Dr. Aardon Rollins of Elite Body Sculpting is rumored to be the inventor of the original Kim Kardashian jelly inflated fuck butt. Fake news used to be called rumors. This seems super reliable.
Rollins claims that the latest candid photos of Kardashian’s bare ass lead him to believe his worst fears have come true. Kim’s rump has been inflated and deflated to the point of exhaustion, with cellulite breeding in her bottom like Irish Catholics. Rollins used the balloon analogy. It’s like your oncologist pulling out the grapefruit. It’s never a good sign.
“Kim has had two children, she has put on weight and then lost it, then gained it again and lost it again. It’s like blowing up a balloon and then letting the air out – there are ripples. No wonder it looks like that. She has everything going against her and there is nothing she can do about it – apart from get the airbrush out.”

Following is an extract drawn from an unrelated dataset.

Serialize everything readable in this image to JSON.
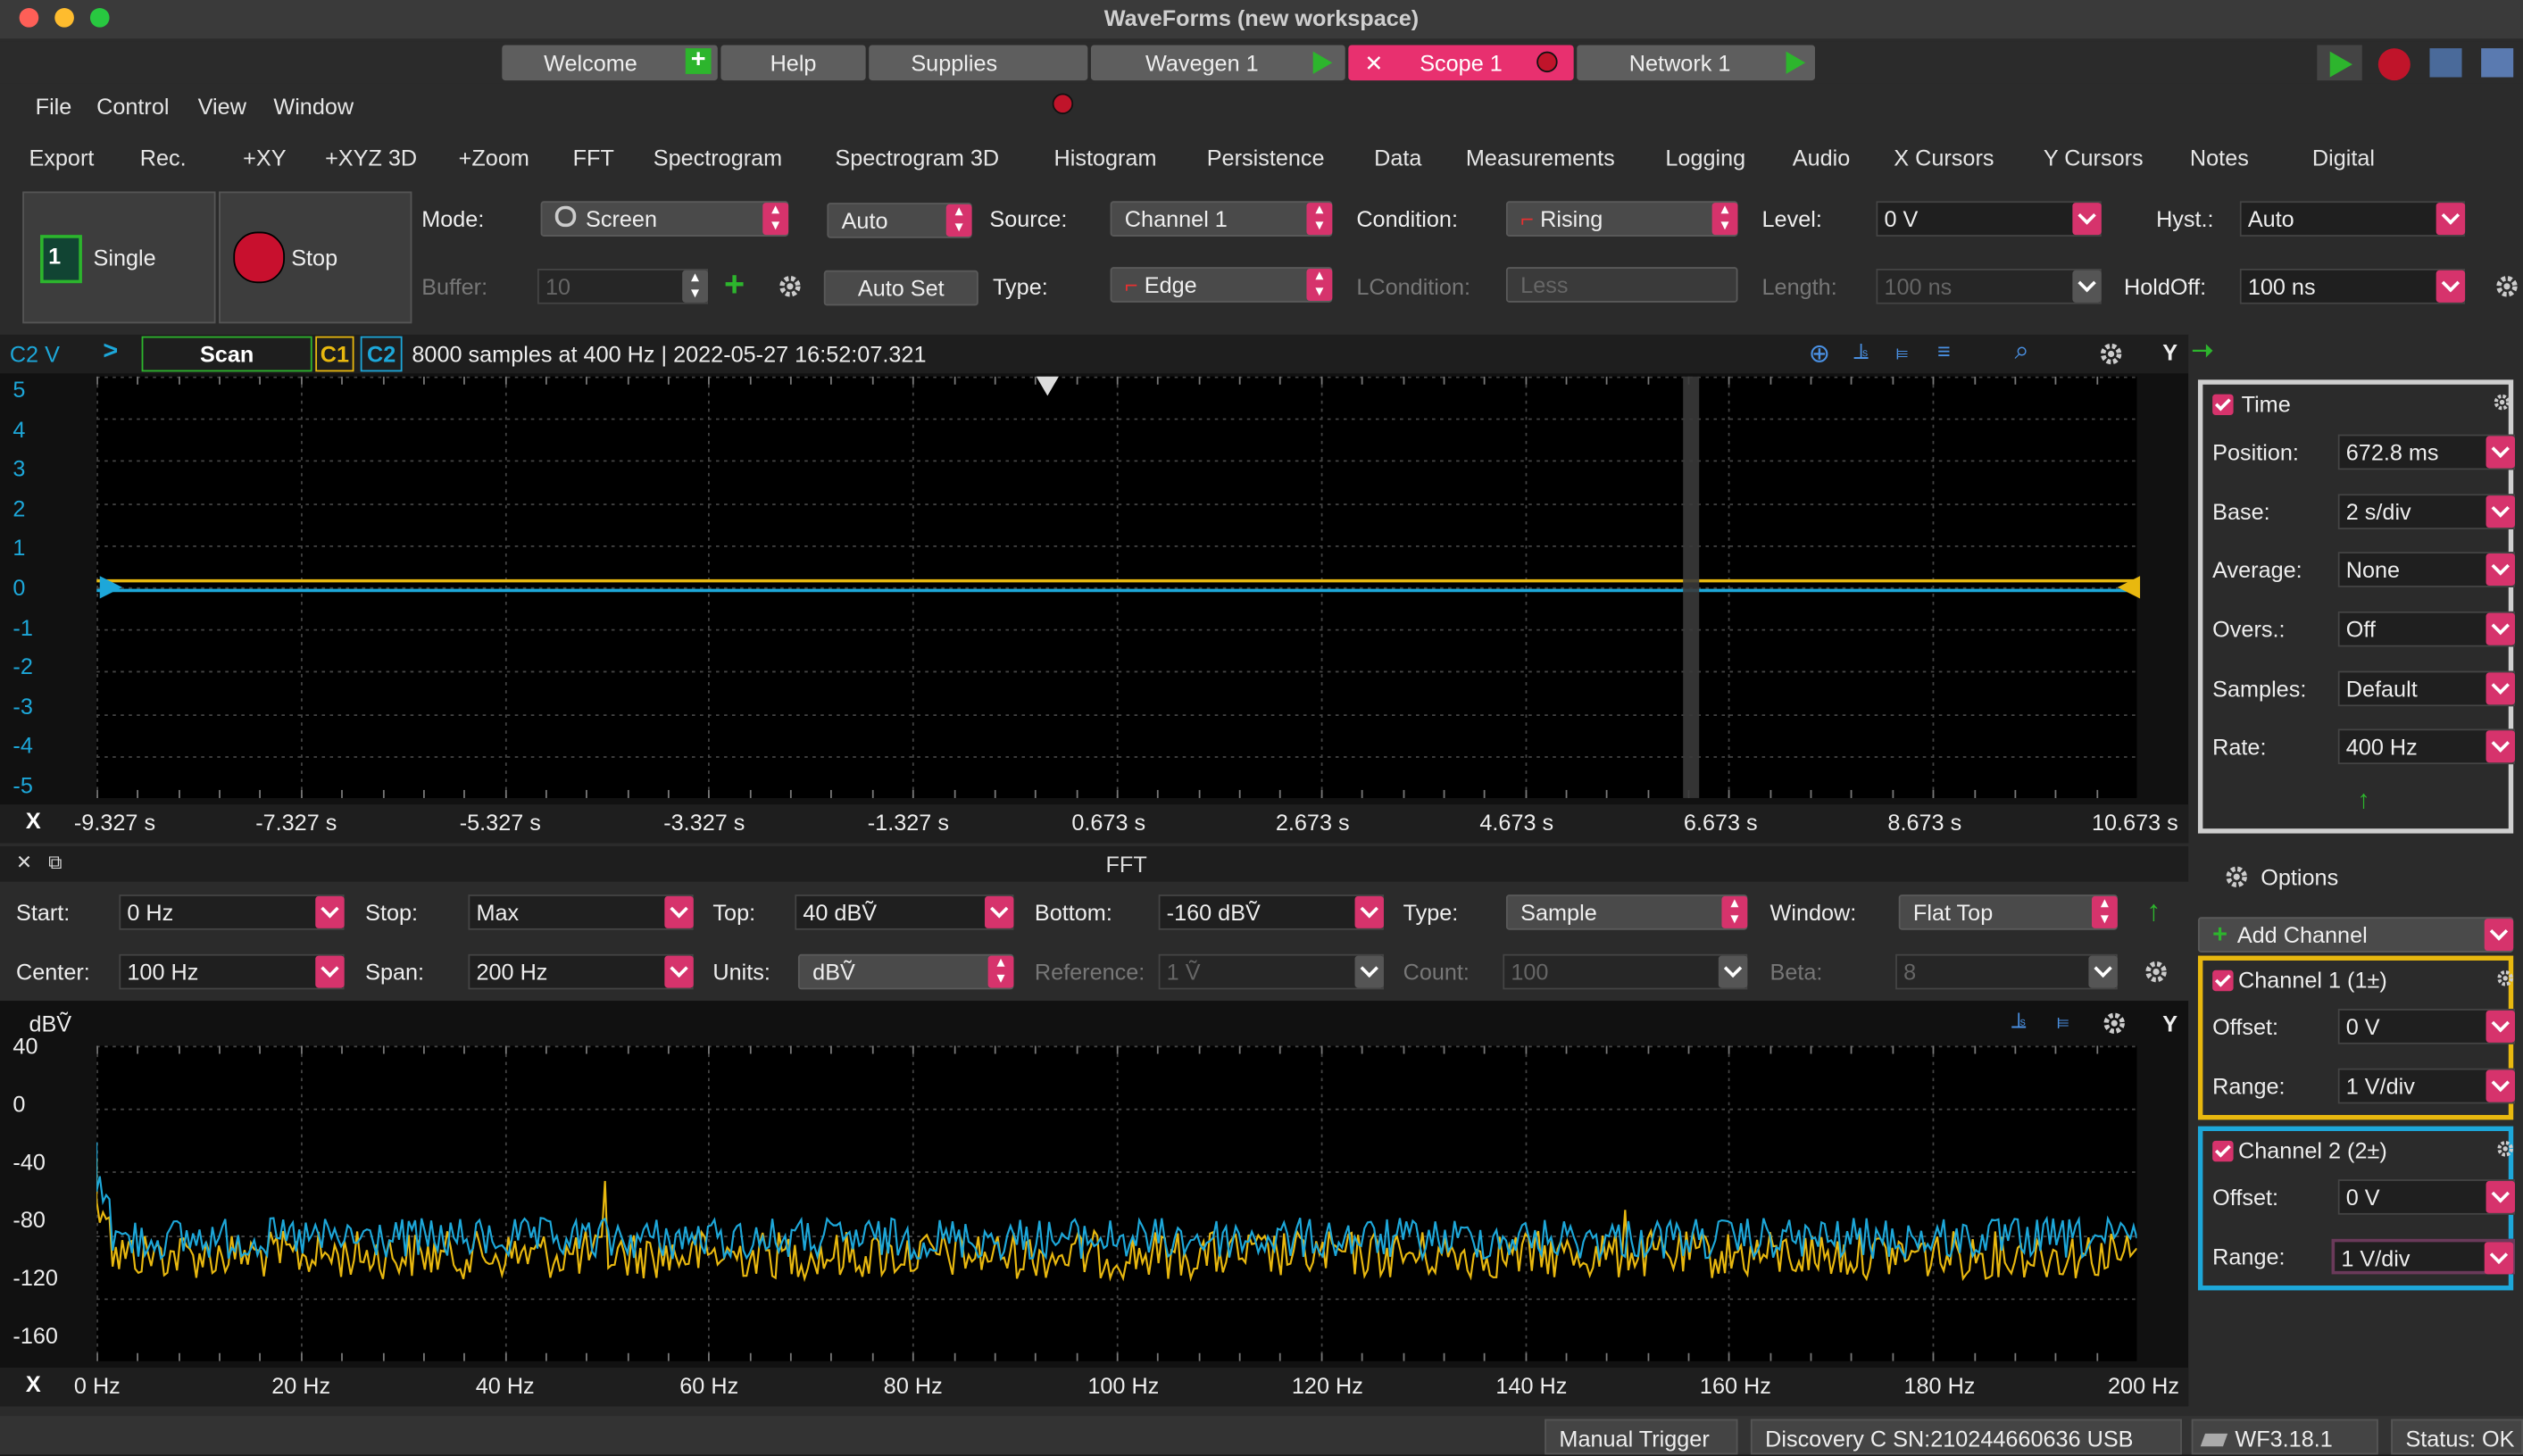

Rollins claims that Kim’s ass has become so unstable and cellulite filled from so many lipo-transfers from waist to ass that his own patients are now asking for a Kylie over a Kim. That sea change that could trigger Kris Jenner to enact Filicide Plan Seven. Is Kim worth more dead now than alive? If you film her suspicious murder she certainly is. Whodunnit? Read Plan Seven. We’re going to need a shorter, yet far wider coffin. How do they typically bury wild boars?